EuGH-Entscheidung lieferte Vorlage
Der BGH folgte damit einer Vorabentscheidung des Europäischen Gerichtshofs (EuGH) vom Dezember 2013. Nach der bis 2007 geltenden Regelung konnten die Kunden ein Jahr nach der Zahlung der ersten Versicherungsprämie nicht mehr vom Vertrag zurücktreten - selbst dann, wenn sie nicht über ihr Recht zum Rücktritt oder Widerspruch aufgeklärt worden waren.

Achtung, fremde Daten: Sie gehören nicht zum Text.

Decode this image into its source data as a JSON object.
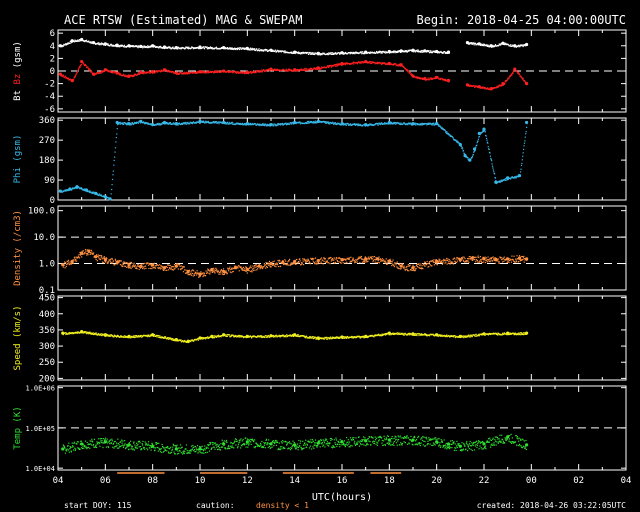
{
  "header": {
    "title": "ACE RTSW (Estimated) MAG & SWEPAM",
    "begin": "Begin: 2018-04-25 04:00:00UTC"
  },
  "footer": {
    "start_doy": "start DOY: 115",
    "caution_label": "caution:",
    "caution_text": "density < 1",
    "created": "created: 2018-04-26 03:22:05UTC"
  },
  "colors": {
    "bt": "#ffffff",
    "bz": "#ff2020",
    "phi": "#38b8e8",
    "density": "#ff9040",
    "speed": "#f0f020",
    "temp": "#30e030",
    "frame": "#ffffff",
    "caution": "#ff9040"
  },
  "chart_data": [
    {
      "type": "scatter",
      "id": "mag",
      "ylabel_parts": [
        "Bt",
        "Bz",
        "(gsm)"
      ],
      "ylim": [
        -6.5,
        6.5
      ],
      "yticks": [
        6,
        4,
        2,
        0,
        -2,
        -4,
        -6
      ],
      "ref_lines": [
        0
      ],
      "x_unit": "hours",
      "series": [
        {
          "key": "bt",
          "x": [
            4.1,
            4.6,
            5,
            5.5,
            6,
            6.5,
            7,
            7.5,
            8,
            8.5,
            9,
            10,
            11,
            12,
            13,
            14,
            15,
            16,
            17,
            18,
            18.5,
            19,
            19.5,
            20,
            20.5,
            21,
            21.3,
            21.8,
            22.3,
            22.8,
            23.3,
            23.8
          ],
          "y": [
            4.0,
            4.8,
            5.0,
            4.5,
            4.3,
            4.1,
            4.0,
            3.9,
            4.0,
            3.8,
            3.7,
            3.8,
            3.7,
            3.6,
            3.3,
            3.0,
            2.8,
            2.9,
            3.0,
            3.1,
            3.2,
            3.3,
            3.2,
            3.1,
            3.0,
            null,
            4.5,
            4.3,
            4.0,
            4.4,
            4.0,
            4.2
          ]
        },
        {
          "key": "bz",
          "x": [
            4.1,
            4.6,
            5,
            5.5,
            6,
            6.5,
            7,
            7.5,
            8,
            8.5,
            9,
            10,
            11,
            12,
            13,
            14,
            15,
            16,
            17,
            18,
            18.5,
            19,
            19.5,
            20,
            20.5,
            21,
            21.3,
            21.8,
            22.3,
            22.8,
            23.3,
            23.8
          ],
          "y": [
            -0.5,
            -1.5,
            1.5,
            -0.5,
            0.2,
            -0.3,
            -0.8,
            -0.2,
            -0.1,
            0.2,
            -0.3,
            -0.1,
            0.0,
            -0.2,
            0.3,
            0.2,
            0.5,
            1.2,
            1.5,
            1.2,
            1.0,
            -0.8,
            -1.2,
            -1.0,
            -1.5,
            null,
            -2.2,
            -2.5,
            -2.8,
            -2.0,
            0.3,
            -2.0
          ]
        }
      ]
    },
    {
      "type": "scatter",
      "id": "phi",
      "ylabel": "Phi (gsm)",
      "ylim": [
        0,
        370
      ],
      "yticks": [
        360,
        270,
        180,
        90,
        0
      ],
      "x_unit": "hours",
      "series": [
        {
          "key": "phi",
          "x": [
            4.1,
            4.5,
            4.8,
            5.2,
            5.6,
            6,
            6.2,
            6.5,
            7,
            7.5,
            8,
            8.5,
            9,
            10,
            11,
            12,
            13,
            14,
            15,
            16,
            17,
            18,
            19,
            20,
            21,
            21.2,
            21.4,
            21.6,
            21.8,
            22,
            22.5,
            23,
            23.5,
            23.8
          ],
          "y": [
            40,
            50,
            60,
            45,
            30,
            15,
            5,
            350,
            345,
            355,
            340,
            350,
            345,
            355,
            350,
            345,
            340,
            350,
            355,
            345,
            340,
            350,
            345,
            345,
            250,
            200,
            180,
            230,
            300,
            320,
            80,
            100,
            110,
            350
          ]
        }
      ]
    },
    {
      "type": "scatter",
      "id": "density",
      "ylabel": "Density (/cm3)",
      "yscale": "log",
      "ylim": [
        0.1,
        150
      ],
      "yticks": [
        100.0,
        10.0,
        1.0,
        0.1
      ],
      "ytick_labels": [
        "100.0",
        "10.0",
        "1.0",
        "0.1"
      ],
      "ref_lines": [
        1.0,
        10.0
      ],
      "x_unit": "hours",
      "series": [
        {
          "key": "density",
          "x": [
            4.2,
            4.6,
            5,
            5.3,
            5.6,
            6,
            6.5,
            7,
            7.5,
            8,
            8.5,
            9,
            9.5,
            10,
            10.5,
            11,
            11.5,
            12,
            12.5,
            13,
            13.5,
            14,
            15,
            16,
            17,
            17.5,
            18,
            18.5,
            19,
            20,
            21,
            21.5,
            22,
            22.5,
            23,
            23.5,
            23.8
          ],
          "y": [
            0.9,
            1.2,
            2.5,
            3.0,
            1.8,
            1.4,
            1.1,
            0.9,
            0.8,
            0.9,
            0.7,
            0.8,
            0.5,
            0.4,
            0.6,
            0.5,
            0.7,
            0.6,
            0.8,
            1.0,
            1.1,
            1.2,
            1.3,
            1.4,
            1.5,
            1.5,
            1.2,
            0.8,
            0.7,
            1.2,
            1.4,
            1.6,
            1.5,
            1.4,
            1.5,
            1.6,
            1.5
          ]
        }
      ]
    },
    {
      "type": "scatter",
      "id": "speed",
      "ylabel": "Speed (km/s)",
      "ylim": [
        195,
        455
      ],
      "yticks": [
        450,
        400,
        350,
        300,
        250,
        200
      ],
      "x_unit": "hours",
      "series": [
        {
          "key": "speed",
          "x": [
            4.2,
            5,
            6,
            7,
            8,
            9,
            9.5,
            10,
            10.5,
            11,
            12,
            13,
            14,
            15,
            16,
            17,
            18,
            19,
            20,
            21,
            22,
            23,
            23.8
          ],
          "y": [
            340,
            345,
            335,
            330,
            335,
            320,
            315,
            325,
            330,
            335,
            330,
            332,
            335,
            325,
            328,
            330,
            340,
            338,
            335,
            330,
            338,
            340,
            340
          ]
        }
      ]
    },
    {
      "type": "scatter",
      "id": "temp",
      "ylabel": "Temp (K)",
      "yscale": "log",
      "ylim": [
        9000,
        1100000
      ],
      "yticks": [
        1000000,
        100000,
        10000
      ],
      "ytick_labels": [
        "1.0E+06",
        "1.0E+05",
        "1.0E+04"
      ],
      "ref_lines": [
        100000
      ],
      "x_unit": "hours",
      "series": [
        {
          "key": "temp",
          "x": [
            4.2,
            5,
            6,
            7,
            8,
            9,
            10,
            11,
            12,
            13,
            14,
            15,
            16,
            17,
            18,
            19,
            20,
            20.5,
            21,
            22,
            23,
            23.8
          ],
          "y": [
            30000,
            40000,
            45000,
            38000,
            35000,
            30000,
            30000,
            40000,
            45000,
            40000,
            38000,
            42000,
            45000,
            48000,
            50000,
            50000,
            45000,
            40000,
            35000,
            40000,
            60000,
            38000
          ]
        }
      ]
    }
  ],
  "xaxis": {
    "label": "UTC(hours)",
    "ticks": [
      "04",
      "06",
      "08",
      "10",
      "12",
      "14",
      "16",
      "18",
      "20",
      "22",
      "00",
      "02",
      "04"
    ],
    "range_hours": [
      4,
      28
    ]
  }
}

Laut EuGH ist eine solche Beschränkung nicht mit EU-Recht zu vereinbaren. Der BGH entschied nun, dass in solchen Fällen "grundsätzlich ein Widerspruchsrecht fortbesteht". Allerdings müssen die Kunden gewisse Abstriche an ihrer Rückforderung machen, weil sie ja versichert waren, während sie Prämien zahlten. Wie groß diese ausfallen, muss das Oberlandesgericht Stuttgart (OLG) erst noch feststellen.
Eher die Ausnahme als die Regel
Der Branchenverband GDV begrüßte, dass der BGH klargestellt habe, dass der finanzielle Vorteil des Versicherungsschutzes bei der Rückabwicklung einkalkuliert werden dürfe. Das Urteil des EuGH und die Entscheidung des BGH bedeuteten kein "ewiges Widerrufsrecht für Millionen alter Lebensversicherungsverträge", betonte ein Sprecher. Das Widerrufsrecht gelte nur, wenn der Kunden nicht ausreichend belehrt worden sei oder die Vertragsdokumente nicht erhalten habe. Das sei aber nicht die Regel, sondern die Ausnahme.

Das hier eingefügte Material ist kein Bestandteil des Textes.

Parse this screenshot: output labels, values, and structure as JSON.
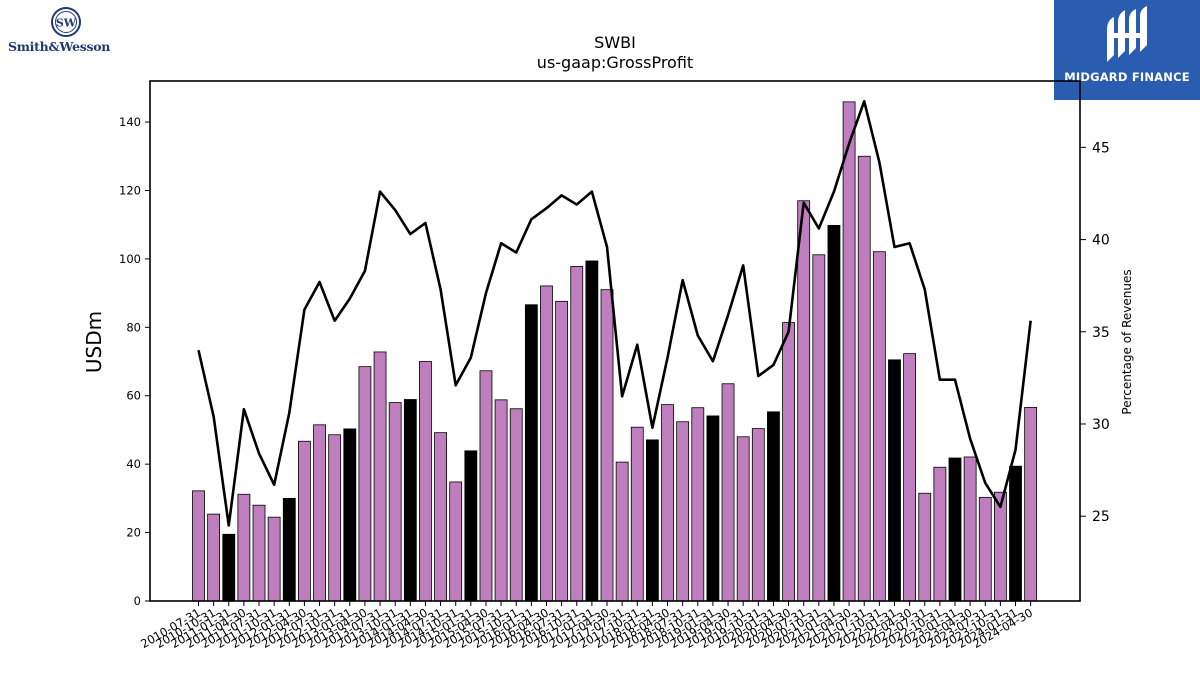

Experte: Policen nicht voreilig widerrufen
Vor dem Hintergrund BGH-Urteils empfiehlt Experte Martin Oetzmann vom Bund der Versicherten jedoch, dass Kunden ihre Policen nun nicht vorschnell widerrufen sollten. Denn noch ist nicht entschieden, wie viel Geld den Versicherten dann wirklich ausgezahlt werden muss. Das OLG müsse sich jetzt noch mit der Frage der Verjährungsfrist befassen, so Oetzmann.
Entscheiden die Richter, das der Anspruch auf Rückzahlung eingezahlter Beiträge nach drei Jahren verjährt, stehen Kunden bei einem Widerruf im Zweifel schlecht da. "Haben Sie zum Beispiel 17 Jahre lang eingezahlt, aber bekommen am Ende nur die Beiträge für drei Jahre zurück, lohnt sich das nicht." Daher sollten Betroffene vor einem Widerruf den weiteren Verlauf des Rechtsstreits abwarten.